19. The storage medium of claim 12, wherein, When the computer-readable instructions are executed by the processor, the following steps are also performed: A timed cleanup task is performed on the target video content source channel at preset intervals. The scheduled cleanup task is used to obtain a first difference between a first timestamp and a second timestamp; the first timestamp is the absolute timestamp of the slice start time corresponding to the first node in the target channel index red-black tree; the second timestamp is the absolute timestamp of the slice start time corresponding to the first node in the target channel index linked list. The timed cleanup task is also used to delete the video slice file corresponding to the starting node and release the memory resources of the video slice information maintained by the starting node when the first difference is greater than the preset protection duration.

20. The storage medium of claim 19, wherein, The scheduled cleanup task is also used to obtain a second difference between the current timestamp and the first timestamp; the scheduled cleanup task is also used to delete the first node in the target channel index red-black tree if the second difference is greater than the preset maximum playback duration.
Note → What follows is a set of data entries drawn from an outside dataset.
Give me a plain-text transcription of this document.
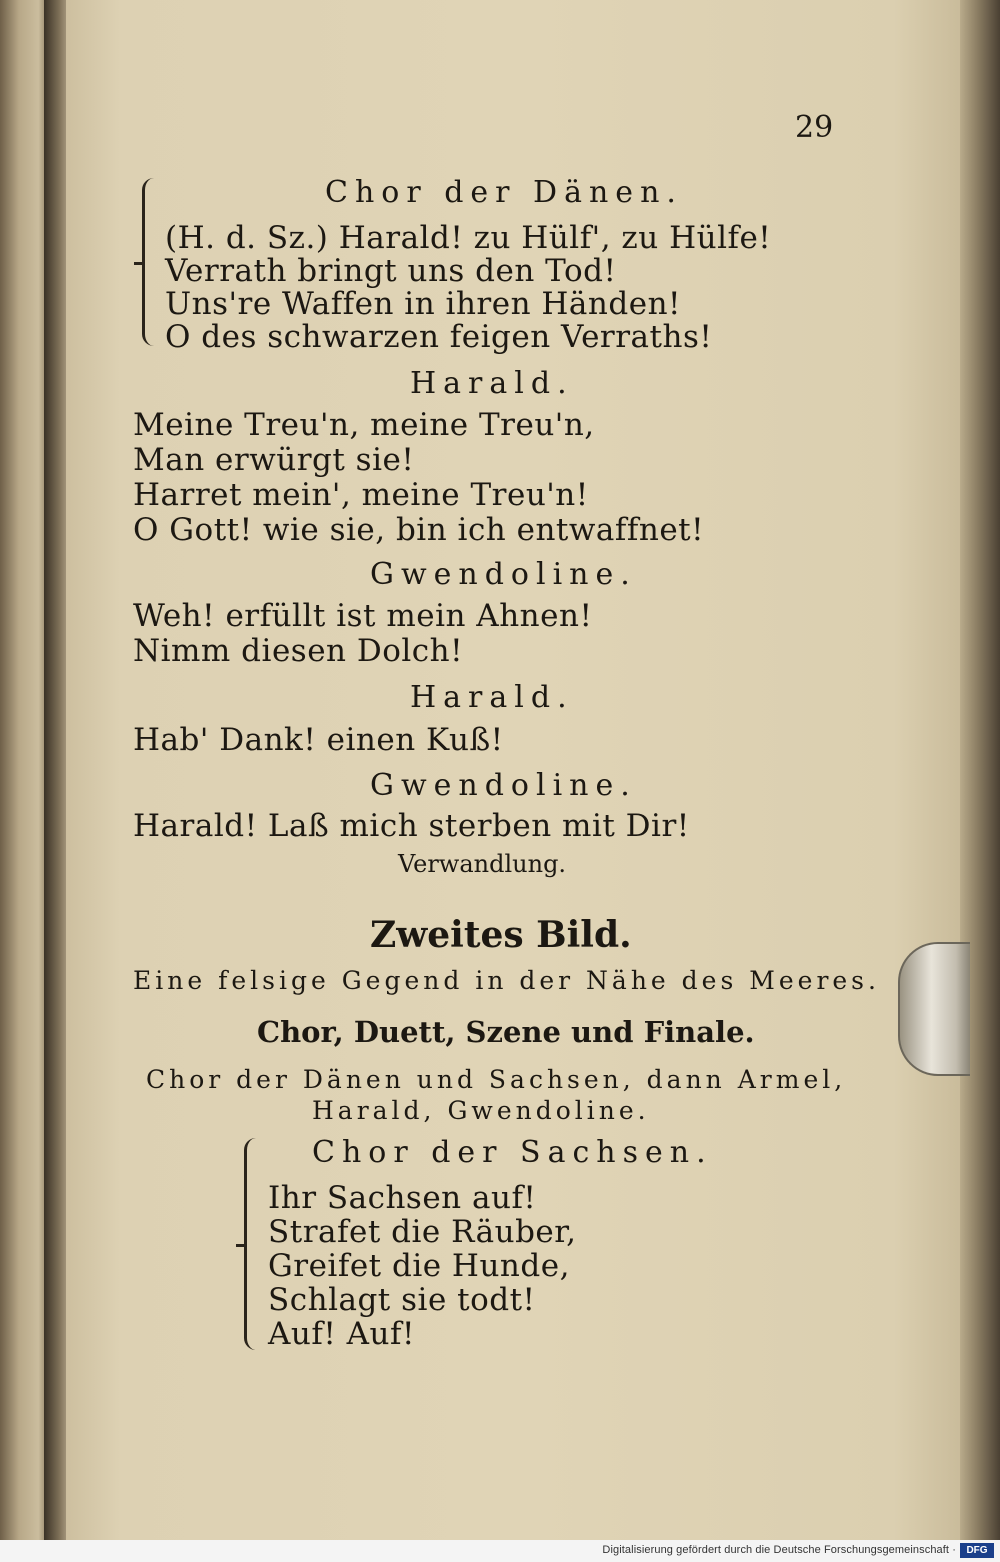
29
Chor der Dänen.
(H. d. Sz.) Harald! zu Hülf', zu Hülfe!
Verrath bringt uns den Tod!
Uns're Waffen in ihren Händen!
O des schwarzen feigen Verraths!
Harald.
Meine Treu'n, meine Treu'n,
Man erwürgt sie!
Harret mein', meine Treu'n!
O Gott! wie sie, bin ich entwaffnet!
Gwendoline.
Weh! erfüllt ist mein Ahnen!
Nimm diesen Dolch!
Harald.
Hab' Dank! einen Kuß!
Gwendoline.
Harald! Laß mich sterben mit Dir!
Verwandlung.
Zweites Bild.
Eine felsige Gegend in der Nähe des Meeres.
Chor, Duett, Szene und Finale.
Chor der Dänen und Sachsen, dann Armel,
Harald, Gwendoline.
Chor der Sachsen.
Ihr Sachsen auf!
Strafet die Räuber,
Greifet die Hunde,
Schlagt sie todt!
Auf! Auf!
Digitalisierung gefördert durch die Deutsche Forschungsgemeinschaft ·	DFG
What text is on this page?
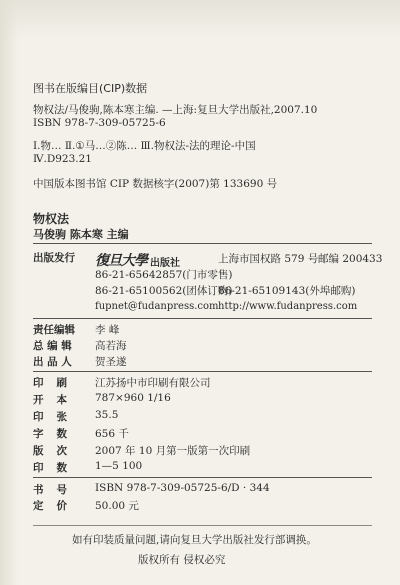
图书在版编目(CIP)数据
物权法/马俊驹,陈本寒主编. —上海:复旦大学出版社,2007.10
ISBN 978-7-309-05725-6
Ⅰ.物… Ⅱ.①马…②陈… Ⅲ.物权法-法的理论-中国
Ⅳ.D923.21
中国版本图书馆 CIP 数据核字(2007)第 133690 号
物权法
马俊驹 陈本寒 主编
出版发行 復旦大學 出版社	上海市国权路 579 号 邮编 200433
86-21-65642857(门市零售)
86-21-65100562(团体订购)
86-21-65109143(外埠邮购)
fupnet@fudanpress.com http://www.fudanpress.com
责任编辑 李 峰
总 编 辑 高若海
出 品 人 贺圣遂
印 刷	江苏扬中市印刷有限公司
开 本	787×960 1/16
印 张	35.5
字 数	656 千
版 次	2007 年 10 月第一版第一次印刷
印 数	1—5 100
书 号	ISBN 978-7-309-05725-6/D · 344
定 价	50.00 元
如有印装质量问题,请向复旦大学出版社发行部调换。
版权所有 侵权必究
21. A computer program product comprising a computer program that, when executed by one or more processors, causes the one or more processors to perform the following steps: Receive a video playback request sent by the client; the video playback request is used to request video content from the target video content source channel within the time range from the first time to the second time. In the target channel index red-black tree corresponding to the target video content source channel in the channel shared index structure, a first index node matching the first time and a second index node matching the second time are queried; the target channel index red-black tree includes index nodes corresponding to multiple video slice files originating from the target video content source channel; each index node is inserted into the target channel index red-black tree with the timestamp information of the corresponding video slice file as the key; and In the target channel index chain list corresponding to the target video content source channel in the channel shared index structure, the video slice files corresponding to each index node between the first index node and the second index node are traversed and returned to the client. The target channel index linked list is used to indicate the time order of each index node in the target channel index red-black tree.